What is general consent?

  • Unlike the National Investigation Agency (NIA), which is governed by its own NIA Act and has jurisdiction across the country, the CBI is governed by the Delhi Special Police Establishment Act that makes consent of a state government mandatory for conducting investigation in that state.
  • There are two kinds of consent: case-specific and general.
  • Given that the CBI has jurisdiction only over central government departments and employees, it can investigate a case involving state government employees or a violent crime in a given state only after that state government gives its consent.
  • “General consent” is normally given to help the CBI seamlessly conduct its investigation into cases of corruption against central government employees in the concerned state.
  • Almost all states have given such consent. Otherwise, the CBI would require consent in every case.
  • For example, if it wanted to investigate a bribery charge against a Western Railway clerk in Mumbai, it would have to apply for consent with the Maharashtra government before registering a case against him.

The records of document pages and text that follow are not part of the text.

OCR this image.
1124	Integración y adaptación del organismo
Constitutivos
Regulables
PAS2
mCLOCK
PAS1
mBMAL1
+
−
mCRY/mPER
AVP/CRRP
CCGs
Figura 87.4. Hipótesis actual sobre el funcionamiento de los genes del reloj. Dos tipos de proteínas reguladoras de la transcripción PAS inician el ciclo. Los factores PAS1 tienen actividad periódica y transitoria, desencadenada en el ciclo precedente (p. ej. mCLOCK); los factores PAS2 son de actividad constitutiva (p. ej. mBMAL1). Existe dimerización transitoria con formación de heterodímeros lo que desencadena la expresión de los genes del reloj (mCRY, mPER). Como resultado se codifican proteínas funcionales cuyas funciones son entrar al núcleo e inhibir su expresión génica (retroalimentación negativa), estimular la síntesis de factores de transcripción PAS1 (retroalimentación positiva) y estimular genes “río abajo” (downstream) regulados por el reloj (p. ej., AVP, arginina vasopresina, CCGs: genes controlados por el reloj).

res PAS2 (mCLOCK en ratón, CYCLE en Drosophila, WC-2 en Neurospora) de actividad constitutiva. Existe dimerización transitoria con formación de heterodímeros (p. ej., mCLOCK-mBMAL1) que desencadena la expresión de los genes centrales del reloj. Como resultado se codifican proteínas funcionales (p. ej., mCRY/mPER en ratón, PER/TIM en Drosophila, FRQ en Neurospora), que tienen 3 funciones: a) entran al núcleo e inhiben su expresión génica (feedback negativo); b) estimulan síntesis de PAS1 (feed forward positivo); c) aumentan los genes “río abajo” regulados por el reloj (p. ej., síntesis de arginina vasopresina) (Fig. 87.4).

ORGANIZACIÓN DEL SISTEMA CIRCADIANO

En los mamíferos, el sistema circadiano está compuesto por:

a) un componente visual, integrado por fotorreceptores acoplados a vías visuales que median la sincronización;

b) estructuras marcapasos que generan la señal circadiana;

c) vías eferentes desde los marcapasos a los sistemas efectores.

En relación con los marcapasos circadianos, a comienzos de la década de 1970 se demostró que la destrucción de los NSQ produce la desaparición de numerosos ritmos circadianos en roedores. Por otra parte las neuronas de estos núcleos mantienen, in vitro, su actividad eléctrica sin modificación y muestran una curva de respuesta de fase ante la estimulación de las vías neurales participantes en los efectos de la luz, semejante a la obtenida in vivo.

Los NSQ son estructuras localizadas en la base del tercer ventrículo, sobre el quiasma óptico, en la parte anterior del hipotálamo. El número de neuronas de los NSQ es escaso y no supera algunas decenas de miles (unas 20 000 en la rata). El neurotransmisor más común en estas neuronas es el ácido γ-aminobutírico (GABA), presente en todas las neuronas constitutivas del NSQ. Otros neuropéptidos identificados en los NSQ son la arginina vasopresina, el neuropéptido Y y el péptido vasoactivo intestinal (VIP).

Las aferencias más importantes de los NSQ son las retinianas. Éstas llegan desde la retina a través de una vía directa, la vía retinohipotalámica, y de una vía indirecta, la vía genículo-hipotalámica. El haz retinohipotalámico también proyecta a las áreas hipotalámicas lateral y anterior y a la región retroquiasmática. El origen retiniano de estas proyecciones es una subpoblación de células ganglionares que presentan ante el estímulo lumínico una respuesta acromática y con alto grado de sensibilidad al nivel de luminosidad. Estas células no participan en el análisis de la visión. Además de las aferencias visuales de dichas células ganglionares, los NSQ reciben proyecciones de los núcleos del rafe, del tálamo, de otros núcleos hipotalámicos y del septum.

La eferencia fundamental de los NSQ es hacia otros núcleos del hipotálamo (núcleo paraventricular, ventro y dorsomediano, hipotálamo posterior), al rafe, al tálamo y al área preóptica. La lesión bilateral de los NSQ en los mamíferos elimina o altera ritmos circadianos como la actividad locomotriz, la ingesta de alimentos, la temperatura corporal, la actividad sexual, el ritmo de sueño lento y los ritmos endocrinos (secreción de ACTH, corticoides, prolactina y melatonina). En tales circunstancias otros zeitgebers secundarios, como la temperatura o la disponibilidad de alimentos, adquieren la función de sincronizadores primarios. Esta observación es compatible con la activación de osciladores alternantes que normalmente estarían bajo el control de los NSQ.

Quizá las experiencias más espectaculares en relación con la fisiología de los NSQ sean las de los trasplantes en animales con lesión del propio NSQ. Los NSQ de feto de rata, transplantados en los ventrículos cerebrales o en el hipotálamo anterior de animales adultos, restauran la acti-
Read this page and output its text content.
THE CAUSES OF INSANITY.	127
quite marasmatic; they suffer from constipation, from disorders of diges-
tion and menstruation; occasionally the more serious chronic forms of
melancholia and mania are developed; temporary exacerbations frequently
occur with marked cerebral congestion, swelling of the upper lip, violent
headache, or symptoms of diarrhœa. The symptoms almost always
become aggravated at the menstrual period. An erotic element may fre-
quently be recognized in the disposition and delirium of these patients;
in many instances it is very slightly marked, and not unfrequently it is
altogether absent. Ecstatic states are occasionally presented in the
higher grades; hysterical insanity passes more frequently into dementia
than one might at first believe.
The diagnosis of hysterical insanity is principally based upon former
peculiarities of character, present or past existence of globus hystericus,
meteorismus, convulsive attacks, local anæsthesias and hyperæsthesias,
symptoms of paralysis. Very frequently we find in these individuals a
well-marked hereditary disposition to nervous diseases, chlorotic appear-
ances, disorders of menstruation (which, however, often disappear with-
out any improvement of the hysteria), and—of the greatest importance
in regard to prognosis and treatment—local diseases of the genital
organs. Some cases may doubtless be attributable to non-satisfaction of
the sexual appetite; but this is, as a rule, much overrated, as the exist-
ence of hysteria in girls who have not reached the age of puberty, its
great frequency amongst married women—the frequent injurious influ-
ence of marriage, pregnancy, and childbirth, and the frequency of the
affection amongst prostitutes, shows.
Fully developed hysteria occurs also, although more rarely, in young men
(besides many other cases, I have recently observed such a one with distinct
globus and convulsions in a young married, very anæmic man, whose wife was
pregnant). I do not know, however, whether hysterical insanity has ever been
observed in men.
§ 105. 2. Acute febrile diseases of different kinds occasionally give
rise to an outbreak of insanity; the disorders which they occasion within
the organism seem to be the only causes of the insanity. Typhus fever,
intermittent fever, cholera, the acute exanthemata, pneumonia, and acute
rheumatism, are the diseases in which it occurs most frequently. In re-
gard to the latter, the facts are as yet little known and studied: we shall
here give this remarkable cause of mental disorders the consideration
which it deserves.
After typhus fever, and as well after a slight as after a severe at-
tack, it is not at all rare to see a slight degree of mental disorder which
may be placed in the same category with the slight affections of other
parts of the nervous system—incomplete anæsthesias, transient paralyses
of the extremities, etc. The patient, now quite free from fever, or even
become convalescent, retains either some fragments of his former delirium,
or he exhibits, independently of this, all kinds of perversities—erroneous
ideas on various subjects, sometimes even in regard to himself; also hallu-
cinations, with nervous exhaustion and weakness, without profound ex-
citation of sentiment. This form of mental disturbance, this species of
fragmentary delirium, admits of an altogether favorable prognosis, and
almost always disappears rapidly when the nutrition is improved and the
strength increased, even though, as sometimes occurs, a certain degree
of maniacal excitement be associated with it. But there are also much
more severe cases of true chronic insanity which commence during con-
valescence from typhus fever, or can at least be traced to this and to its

What does withdrawal mean?

  • It means the CBI will not be able to register any fresh case involving a central government official or a private person stationed in these two states without getting case-specific consent.

Does that mean that the CBI can no longer probe any case in the two states?

  • The CBI would still have the power to investigate old cases registered when general consent existed.
  • Also, cases registered anywhere else in the country, but involving people stationed in Andhra Pradesh and West Bengal, would allow CBI’s jurisdiction to extend to these states.
  • There is ambiguity on whether the agency can carry out a search in either of the two states in connection with an old case without the consent of the state government.
  • However, there are legal remedies to that as well. The CBI can always get a search warrant from a local court in the state and conduct searches.
  • In case the search requires a surprise element, there is CrPC Section 166, which allows a police officer of one jurisdiction to ask an officer of another to carry out searches on his behalf.
  • And if the first officer feels that the searches by the latter may lead to loss of evidence, the section allows the first officer to conduct searches himself after giving a notice to the latter.

What happens in fresh cases?

  • Withdrawal of consent will only bar the CBI from registering a case within the jurisdiction of Andhra and Bengal.
  • The CBI could still file cases in Delhi and continue to probe people inside the two states.

Is it the first time a state government has withdrawn consent?

  • Over the years, several states have done so, including Sikkim, Nagaland, Chhattisgarh and Karnataka, which stands out as an example.